30-Jun-09 Amortized cost Fair value Unrealized gain and loss
Available-for-sale
U.S. Treasury securities 25,113 25,845 2.9%
U.S. Government agencies and corporations:
Agency securities 290,504 296,378 2.0%
Agency guaranteed mortgage-backed securities 411,180 420,684 2.3%
Small Business Administration loan-backed securities 834,883 812,530 -2.7%
Municipal securities 251,029 252,833 0.7%
Asset-backed securities:
Trust preferred securities – banks and insurance 2,173,757 1,536,164 -29.3%
Trust preferred securities – real estate investment trusts 76,745 34,580 -54.9%
Auction rate securities
171,910 171,252 -0.4%
Other

161,983 107,329 -33.7%
Mutual funds and stock 246,300 246,300 0.0%
Total

4,643,404 3,903,895 -15.9%
Held-to-maturity
Municipal securities 671,671 671,399 0.0%
Asset-backed securities:



Trust preferred securities – banks and insurance 265,292 200,972 -24.2%
Other

32,486 18,717 -42.4%
Other debt securities
100 98 -2.0%
Total

969,549 891,186 -8.1%

Keep in mind that these losses are akin to the ones you and I would take in an institutional margin account.
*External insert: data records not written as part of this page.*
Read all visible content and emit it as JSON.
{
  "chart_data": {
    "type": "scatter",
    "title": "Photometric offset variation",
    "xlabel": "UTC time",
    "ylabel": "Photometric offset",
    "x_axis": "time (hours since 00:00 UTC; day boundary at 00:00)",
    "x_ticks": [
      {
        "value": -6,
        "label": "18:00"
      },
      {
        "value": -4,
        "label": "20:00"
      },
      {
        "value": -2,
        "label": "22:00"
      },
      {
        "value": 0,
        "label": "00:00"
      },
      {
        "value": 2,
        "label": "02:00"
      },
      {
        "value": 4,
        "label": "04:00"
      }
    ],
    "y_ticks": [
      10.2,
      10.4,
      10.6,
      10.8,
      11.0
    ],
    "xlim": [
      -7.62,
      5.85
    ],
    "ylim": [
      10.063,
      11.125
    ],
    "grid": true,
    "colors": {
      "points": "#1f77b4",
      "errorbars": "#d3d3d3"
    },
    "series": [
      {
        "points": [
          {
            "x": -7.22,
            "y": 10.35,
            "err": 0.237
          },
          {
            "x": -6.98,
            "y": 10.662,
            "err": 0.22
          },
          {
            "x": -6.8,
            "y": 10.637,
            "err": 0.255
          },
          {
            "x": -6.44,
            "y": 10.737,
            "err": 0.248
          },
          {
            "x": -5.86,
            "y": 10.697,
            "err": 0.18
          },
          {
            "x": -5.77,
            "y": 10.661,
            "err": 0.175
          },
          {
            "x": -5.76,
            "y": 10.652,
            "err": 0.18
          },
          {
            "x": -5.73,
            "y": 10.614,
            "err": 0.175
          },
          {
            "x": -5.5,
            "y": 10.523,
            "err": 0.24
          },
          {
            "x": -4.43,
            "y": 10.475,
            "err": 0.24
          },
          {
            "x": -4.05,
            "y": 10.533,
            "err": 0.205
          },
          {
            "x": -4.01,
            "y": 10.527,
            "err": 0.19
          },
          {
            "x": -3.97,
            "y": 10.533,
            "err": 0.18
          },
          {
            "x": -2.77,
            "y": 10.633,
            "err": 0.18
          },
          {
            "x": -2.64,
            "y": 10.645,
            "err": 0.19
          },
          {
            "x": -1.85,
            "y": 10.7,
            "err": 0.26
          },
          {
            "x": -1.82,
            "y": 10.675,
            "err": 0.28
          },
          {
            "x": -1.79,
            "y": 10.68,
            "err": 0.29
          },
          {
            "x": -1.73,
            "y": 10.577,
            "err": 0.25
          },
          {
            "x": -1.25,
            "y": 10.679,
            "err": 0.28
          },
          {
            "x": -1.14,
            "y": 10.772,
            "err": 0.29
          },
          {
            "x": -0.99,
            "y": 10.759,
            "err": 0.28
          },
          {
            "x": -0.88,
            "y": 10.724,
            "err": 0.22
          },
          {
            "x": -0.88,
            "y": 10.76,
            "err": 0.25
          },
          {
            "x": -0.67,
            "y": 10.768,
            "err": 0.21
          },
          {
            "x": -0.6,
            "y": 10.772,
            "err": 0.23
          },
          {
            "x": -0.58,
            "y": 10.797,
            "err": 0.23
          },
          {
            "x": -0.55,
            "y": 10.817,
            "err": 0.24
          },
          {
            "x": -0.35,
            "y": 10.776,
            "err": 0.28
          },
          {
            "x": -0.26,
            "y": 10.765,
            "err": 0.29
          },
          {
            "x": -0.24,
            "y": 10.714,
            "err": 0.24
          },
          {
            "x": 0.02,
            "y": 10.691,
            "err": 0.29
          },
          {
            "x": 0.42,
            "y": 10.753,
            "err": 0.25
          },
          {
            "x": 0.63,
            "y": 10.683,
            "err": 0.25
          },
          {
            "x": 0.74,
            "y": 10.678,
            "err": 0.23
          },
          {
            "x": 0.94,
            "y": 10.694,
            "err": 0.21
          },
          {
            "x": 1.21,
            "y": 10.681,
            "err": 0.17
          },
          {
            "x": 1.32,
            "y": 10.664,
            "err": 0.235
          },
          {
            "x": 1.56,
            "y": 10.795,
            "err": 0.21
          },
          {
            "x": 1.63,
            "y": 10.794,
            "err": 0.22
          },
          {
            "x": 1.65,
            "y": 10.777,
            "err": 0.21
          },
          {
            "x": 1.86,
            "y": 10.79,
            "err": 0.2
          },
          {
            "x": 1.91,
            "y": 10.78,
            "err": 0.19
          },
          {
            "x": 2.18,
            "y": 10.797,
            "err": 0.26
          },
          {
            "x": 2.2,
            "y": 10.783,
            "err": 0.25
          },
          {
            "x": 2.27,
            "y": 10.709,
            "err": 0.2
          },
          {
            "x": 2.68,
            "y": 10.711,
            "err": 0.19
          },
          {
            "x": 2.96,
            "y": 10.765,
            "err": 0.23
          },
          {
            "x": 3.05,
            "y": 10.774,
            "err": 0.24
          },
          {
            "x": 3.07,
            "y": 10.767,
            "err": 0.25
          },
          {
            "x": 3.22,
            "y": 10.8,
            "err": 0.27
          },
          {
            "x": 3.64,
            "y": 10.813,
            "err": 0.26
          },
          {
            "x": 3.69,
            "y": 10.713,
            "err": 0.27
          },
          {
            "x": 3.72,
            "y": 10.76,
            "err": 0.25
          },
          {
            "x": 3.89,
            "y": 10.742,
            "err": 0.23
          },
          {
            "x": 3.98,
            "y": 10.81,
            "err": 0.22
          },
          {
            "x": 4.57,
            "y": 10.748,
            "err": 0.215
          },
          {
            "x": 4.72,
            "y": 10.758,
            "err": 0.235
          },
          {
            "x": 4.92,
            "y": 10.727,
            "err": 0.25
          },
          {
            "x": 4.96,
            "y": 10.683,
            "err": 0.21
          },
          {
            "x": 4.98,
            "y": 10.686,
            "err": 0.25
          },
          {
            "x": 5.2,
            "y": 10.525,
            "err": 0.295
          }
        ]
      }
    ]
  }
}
Zion's has a leverage ratio of 13x and investments to common equity of 189%. One dollar of investment losses equates to much more than one dollar of lost equity to this bank and its shareholders and investors.

If we look at the actual loan portfolio...

Commercial lending: (in million) % of loan type % of loan portfolio
Commercial and industrial $10,588 53% 25.5%
Leasing 423 2% 1.0%
Owner occupied 8,782 44% 21.1%
Total commercial lending 19,793 100% 47.7%
Commercial real estate:
Construction and land development 6,848 50% 16.5%
Term 6,795 50% 16.4%
Total commercial real estate 13,643 100% 32.9%
Consumer:
Home equity credit line 2,086 29% 5.0%
1-4 family residential 3,781 53% 9.1%
Construction and other consumer real estate 599 8% 1.4%
Bankcard and other revolving plans 344 5% 0.8%
Other 342 5% 0.8%
Total consumer 7,152 100% 17.2%
Foreign loans 67 0% 0.2%
FDIC-supported assets 875 2% 2.1%
Total loans $41,530 100% 100.0%

A full 1/3 is CRE, with half of that being construction. For those who don't know what that means... See "Who are ya gonna believe, the pundits or your lying eyes?" and "Who are you going to believe, the pundits or your lying eyes, part 2".

Another 17% is consumer with HELOCS (basically unsecured variable debt), residential 1-4 family and construction loans. All told this is 4x their tangible equity, and this is some of the worse lending categories to be in right now. I will expound on other banks, including the extreme risk that JPM and Goldman (GS) pose to the system in my next post (or two). In the meantime, here is plenty of related proprietary research and opinion on the banking farce and fake stress test material for any who are interested.

Disclamer: Not yet short all of the banks in this article, but actively working on it with option spread trades and straight short positions.